La crise des subprimes US vient gâcher la fête en 2008
Mais, patatras !, la crise des subprimes outre-Atlantique vient éveiller la vigilance des traders sur les risques liés à des investissements (trop) risqués ! On découvre ainsi que de nombreuses banques islandaises ont octroyé, elles-aussi, pléthore de crédits « toxiques », selon une terminologie déjà en vigueur aux US pour caractériser des offres de prêts trop peu sécurisées. De plus, au lieu de se consacrer en priorité à leurs activités traditionnelles, les principales banques de l’île se sont mises à fonctionner comme des fonds spéculatifs, procédant à de nombreuses acquisitions à l’étranger, sans assurer le minimum de contreparties qu’aurait exigé un saine gestion.
Quant aux islandais eux-mêmes, poussés par l’euphorie contagieuse du développement bancaire (et les campagnes publicitaires d’incitation au crédit !), ils se sont lancés dans des emprunts inconsidérés, ce qui a eu pour effet de faire monter l’inflation (14% en moyenne lors des 12 mois précédents la crise).
De son côté, la Banque centrale d’Islande a conservé des taux particulièrement élevés (15,5%) très supérieurs à ce qui se pratiquait en Europe, ce qui a eu pour effet d’attirer de nombreux fonds d’investissements, particulièrement anglais et néerlandais. La masse monétaire islandaise s’est mise à gonfler de façon disproportionnée par rapport à l’accroissement du PIB, créant ainsi une bulle financière préoccupante.
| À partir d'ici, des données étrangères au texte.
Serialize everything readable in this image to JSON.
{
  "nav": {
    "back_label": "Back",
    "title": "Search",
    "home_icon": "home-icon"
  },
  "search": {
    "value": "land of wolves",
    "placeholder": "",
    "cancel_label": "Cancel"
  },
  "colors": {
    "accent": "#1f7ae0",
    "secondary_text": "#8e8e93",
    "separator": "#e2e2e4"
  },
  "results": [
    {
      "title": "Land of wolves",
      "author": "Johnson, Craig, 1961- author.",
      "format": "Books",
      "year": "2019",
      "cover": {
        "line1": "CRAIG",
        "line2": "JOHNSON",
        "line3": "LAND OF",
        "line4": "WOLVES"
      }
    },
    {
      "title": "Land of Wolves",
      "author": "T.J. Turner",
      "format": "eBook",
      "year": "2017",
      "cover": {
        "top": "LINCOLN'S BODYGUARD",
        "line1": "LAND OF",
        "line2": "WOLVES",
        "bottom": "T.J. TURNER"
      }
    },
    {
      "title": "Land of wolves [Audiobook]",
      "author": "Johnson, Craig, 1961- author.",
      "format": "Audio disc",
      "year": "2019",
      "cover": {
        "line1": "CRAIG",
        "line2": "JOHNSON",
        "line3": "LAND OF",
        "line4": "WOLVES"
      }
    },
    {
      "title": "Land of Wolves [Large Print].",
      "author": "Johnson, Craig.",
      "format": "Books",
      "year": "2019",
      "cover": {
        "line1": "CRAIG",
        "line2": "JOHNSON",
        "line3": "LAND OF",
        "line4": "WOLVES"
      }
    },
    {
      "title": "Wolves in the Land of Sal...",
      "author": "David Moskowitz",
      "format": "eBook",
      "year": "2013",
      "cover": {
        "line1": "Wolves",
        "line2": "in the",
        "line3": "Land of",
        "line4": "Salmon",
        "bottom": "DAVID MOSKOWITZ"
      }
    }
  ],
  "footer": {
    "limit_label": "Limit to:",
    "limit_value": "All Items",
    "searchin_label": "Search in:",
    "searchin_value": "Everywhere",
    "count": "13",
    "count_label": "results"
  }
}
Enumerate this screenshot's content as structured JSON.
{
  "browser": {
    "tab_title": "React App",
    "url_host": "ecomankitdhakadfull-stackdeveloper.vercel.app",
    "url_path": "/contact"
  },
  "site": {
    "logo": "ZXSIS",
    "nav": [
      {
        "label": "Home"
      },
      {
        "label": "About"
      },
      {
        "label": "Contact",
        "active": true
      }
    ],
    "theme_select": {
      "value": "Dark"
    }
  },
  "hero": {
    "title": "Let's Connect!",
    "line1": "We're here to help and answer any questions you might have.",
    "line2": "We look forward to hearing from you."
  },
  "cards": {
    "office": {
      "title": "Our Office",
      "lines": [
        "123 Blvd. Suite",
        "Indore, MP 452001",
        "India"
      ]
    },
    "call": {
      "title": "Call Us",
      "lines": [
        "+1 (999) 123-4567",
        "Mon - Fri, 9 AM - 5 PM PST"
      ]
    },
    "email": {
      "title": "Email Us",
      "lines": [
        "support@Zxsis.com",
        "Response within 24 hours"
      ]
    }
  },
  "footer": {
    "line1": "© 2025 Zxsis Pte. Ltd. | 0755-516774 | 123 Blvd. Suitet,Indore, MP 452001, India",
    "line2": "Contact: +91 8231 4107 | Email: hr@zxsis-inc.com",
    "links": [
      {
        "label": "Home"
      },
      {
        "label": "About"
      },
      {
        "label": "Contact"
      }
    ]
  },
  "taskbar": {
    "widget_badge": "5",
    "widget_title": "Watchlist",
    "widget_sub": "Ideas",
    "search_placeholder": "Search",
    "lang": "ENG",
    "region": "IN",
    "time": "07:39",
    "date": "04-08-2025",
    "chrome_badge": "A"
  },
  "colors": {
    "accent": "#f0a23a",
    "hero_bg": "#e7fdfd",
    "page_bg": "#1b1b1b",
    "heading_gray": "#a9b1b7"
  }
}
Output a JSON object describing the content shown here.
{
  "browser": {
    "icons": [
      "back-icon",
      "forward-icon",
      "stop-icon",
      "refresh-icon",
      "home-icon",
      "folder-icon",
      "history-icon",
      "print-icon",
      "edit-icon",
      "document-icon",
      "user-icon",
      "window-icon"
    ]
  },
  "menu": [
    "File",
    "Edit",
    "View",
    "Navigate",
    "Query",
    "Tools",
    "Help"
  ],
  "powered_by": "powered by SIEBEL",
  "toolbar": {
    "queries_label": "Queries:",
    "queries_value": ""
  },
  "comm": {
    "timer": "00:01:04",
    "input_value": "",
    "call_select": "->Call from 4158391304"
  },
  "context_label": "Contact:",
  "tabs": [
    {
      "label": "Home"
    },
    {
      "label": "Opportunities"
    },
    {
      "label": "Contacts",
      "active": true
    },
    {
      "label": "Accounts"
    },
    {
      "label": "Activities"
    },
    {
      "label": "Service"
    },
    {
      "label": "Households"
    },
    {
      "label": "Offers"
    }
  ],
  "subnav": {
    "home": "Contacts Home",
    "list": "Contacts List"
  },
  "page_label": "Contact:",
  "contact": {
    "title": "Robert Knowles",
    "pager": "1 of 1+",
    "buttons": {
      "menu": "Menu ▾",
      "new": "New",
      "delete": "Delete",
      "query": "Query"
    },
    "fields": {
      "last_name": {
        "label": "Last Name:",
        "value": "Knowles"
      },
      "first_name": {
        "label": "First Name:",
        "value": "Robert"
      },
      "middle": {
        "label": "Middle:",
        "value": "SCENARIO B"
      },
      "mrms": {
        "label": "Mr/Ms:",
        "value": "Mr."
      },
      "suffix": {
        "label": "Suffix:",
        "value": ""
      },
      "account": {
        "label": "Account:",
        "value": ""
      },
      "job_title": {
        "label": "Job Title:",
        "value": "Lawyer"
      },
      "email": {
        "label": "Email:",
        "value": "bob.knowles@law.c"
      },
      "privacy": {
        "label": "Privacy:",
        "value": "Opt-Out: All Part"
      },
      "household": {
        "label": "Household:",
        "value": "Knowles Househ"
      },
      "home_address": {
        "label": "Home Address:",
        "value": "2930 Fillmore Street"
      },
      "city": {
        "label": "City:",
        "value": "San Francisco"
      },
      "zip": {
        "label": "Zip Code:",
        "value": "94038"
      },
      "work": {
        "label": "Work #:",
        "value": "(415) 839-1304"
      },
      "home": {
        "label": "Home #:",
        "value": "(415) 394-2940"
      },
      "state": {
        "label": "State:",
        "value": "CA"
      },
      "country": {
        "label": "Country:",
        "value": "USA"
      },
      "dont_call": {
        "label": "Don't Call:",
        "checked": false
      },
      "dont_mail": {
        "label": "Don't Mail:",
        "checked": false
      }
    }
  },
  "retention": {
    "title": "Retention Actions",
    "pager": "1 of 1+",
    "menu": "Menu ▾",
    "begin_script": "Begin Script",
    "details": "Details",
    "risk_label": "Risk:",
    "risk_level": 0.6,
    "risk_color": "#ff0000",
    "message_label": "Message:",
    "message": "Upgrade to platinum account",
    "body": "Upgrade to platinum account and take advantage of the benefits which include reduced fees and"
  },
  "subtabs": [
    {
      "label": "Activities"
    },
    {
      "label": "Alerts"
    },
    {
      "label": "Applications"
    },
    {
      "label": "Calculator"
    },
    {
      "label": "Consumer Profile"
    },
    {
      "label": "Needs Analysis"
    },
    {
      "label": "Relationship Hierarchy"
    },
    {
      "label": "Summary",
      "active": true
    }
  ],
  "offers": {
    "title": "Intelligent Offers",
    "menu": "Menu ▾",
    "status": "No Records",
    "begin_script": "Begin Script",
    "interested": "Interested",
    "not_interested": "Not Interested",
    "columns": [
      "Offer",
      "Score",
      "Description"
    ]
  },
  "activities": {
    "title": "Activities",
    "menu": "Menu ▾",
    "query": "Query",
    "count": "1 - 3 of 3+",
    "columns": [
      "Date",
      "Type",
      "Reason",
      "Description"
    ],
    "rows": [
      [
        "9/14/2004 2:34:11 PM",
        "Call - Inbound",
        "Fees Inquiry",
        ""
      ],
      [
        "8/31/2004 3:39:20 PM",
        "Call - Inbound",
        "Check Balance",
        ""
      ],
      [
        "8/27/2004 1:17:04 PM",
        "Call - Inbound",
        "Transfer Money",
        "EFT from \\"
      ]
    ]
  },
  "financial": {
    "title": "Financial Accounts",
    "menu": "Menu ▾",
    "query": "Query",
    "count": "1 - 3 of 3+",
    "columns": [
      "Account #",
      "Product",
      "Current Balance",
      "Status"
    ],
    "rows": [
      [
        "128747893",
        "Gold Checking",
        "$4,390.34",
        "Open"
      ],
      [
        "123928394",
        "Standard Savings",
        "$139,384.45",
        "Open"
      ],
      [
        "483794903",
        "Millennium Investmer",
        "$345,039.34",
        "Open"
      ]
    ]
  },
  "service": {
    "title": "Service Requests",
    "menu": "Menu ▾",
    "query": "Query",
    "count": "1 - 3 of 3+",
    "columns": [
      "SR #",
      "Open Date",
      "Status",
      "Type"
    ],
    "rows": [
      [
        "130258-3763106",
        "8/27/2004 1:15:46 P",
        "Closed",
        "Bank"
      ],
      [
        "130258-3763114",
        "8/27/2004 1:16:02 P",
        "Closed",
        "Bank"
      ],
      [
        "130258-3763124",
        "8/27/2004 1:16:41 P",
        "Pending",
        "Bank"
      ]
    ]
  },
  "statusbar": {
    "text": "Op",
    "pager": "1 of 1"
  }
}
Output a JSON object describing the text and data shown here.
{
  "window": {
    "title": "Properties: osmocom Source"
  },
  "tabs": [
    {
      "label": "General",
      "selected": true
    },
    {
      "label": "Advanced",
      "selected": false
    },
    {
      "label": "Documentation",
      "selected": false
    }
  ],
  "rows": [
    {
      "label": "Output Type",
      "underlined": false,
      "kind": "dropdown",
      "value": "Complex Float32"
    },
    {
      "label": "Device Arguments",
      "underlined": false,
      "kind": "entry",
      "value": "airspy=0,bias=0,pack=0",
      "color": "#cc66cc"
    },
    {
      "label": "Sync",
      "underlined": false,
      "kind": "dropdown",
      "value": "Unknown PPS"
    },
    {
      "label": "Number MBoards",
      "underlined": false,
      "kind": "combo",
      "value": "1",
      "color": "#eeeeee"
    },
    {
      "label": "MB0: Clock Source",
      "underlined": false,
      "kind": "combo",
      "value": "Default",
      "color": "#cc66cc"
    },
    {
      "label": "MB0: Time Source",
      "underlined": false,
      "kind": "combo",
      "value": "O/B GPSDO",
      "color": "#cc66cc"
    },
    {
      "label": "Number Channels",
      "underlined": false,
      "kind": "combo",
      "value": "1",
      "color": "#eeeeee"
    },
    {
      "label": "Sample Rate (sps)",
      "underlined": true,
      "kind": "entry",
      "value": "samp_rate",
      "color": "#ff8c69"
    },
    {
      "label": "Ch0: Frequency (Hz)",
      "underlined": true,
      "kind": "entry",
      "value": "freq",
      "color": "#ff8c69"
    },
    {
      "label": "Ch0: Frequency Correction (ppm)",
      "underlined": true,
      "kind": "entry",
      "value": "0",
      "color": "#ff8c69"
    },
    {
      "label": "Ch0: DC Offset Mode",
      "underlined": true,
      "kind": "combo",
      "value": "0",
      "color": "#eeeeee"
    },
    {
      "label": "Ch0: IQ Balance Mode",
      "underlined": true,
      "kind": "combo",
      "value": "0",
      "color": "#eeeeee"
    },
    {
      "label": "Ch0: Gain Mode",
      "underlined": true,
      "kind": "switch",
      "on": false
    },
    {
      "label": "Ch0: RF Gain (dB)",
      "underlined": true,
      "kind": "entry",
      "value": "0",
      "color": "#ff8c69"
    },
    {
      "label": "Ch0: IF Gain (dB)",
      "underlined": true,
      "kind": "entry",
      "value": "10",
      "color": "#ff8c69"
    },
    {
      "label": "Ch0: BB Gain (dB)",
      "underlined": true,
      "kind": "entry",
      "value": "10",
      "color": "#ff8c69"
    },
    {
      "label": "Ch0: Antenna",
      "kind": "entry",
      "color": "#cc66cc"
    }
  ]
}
En Septembre 2008, la faillite des Lehman Brothers sonne le glas du système bancaire islandais, incapable désormais de se refinancer sur le marché interbancaire.
Quant à la Banque centrale d’Islande, sa modeste capitalisation ne lui permet pas de venir au secours de ses banques nationales. Seule solution : déclarer les 3 principales banques du pays en faillite, ce qui présente l’avantage suivant: les comptes bancaires des ménages résidents sont préservés, évitant le chaos intérieur. Quant aux étrangers qui avaient placé leurs deniers sur des comptes dans l’île, …ils ont tout perdu !
Après les faillites bancaires, la (bonne, mais controversée) gestion de la crise islandaise
Dès le 7 Octobre 2008, soit 3 semaines à peine après la chute de Lehman Brothers, l’Etat islandais nationalise ses 3 principales banques et instaure un strict contrôle des capitaux. Il évite ainsi un ‘bank run’ qui aurait précipité le pays dans le chaos.
Mais ce faisant, il s’attire les foudres des investisseurs étrangers qui ne peuvent retirer leurs avoirs. C’est particulièrement vrai de la part des Pays-Bas et surtout de l’Angleterre qui, par la voix de son Premier ministre Gordon Brown, qualifiera l’île nordique d’ ‘Etat voyou’, gelant, en guise de représailles, les avoirs islandais au Royaume-Uni.
Il s’en suit une négociation très dure entre les 2 principaux créanciers (britanniques et néerlandais) et Reykjavik, celui-ci acceptant de prendre à sa charge les 3,8 milliards d’euros de garantie de dépôts, en échange d’une levée du contrôle des capitaux.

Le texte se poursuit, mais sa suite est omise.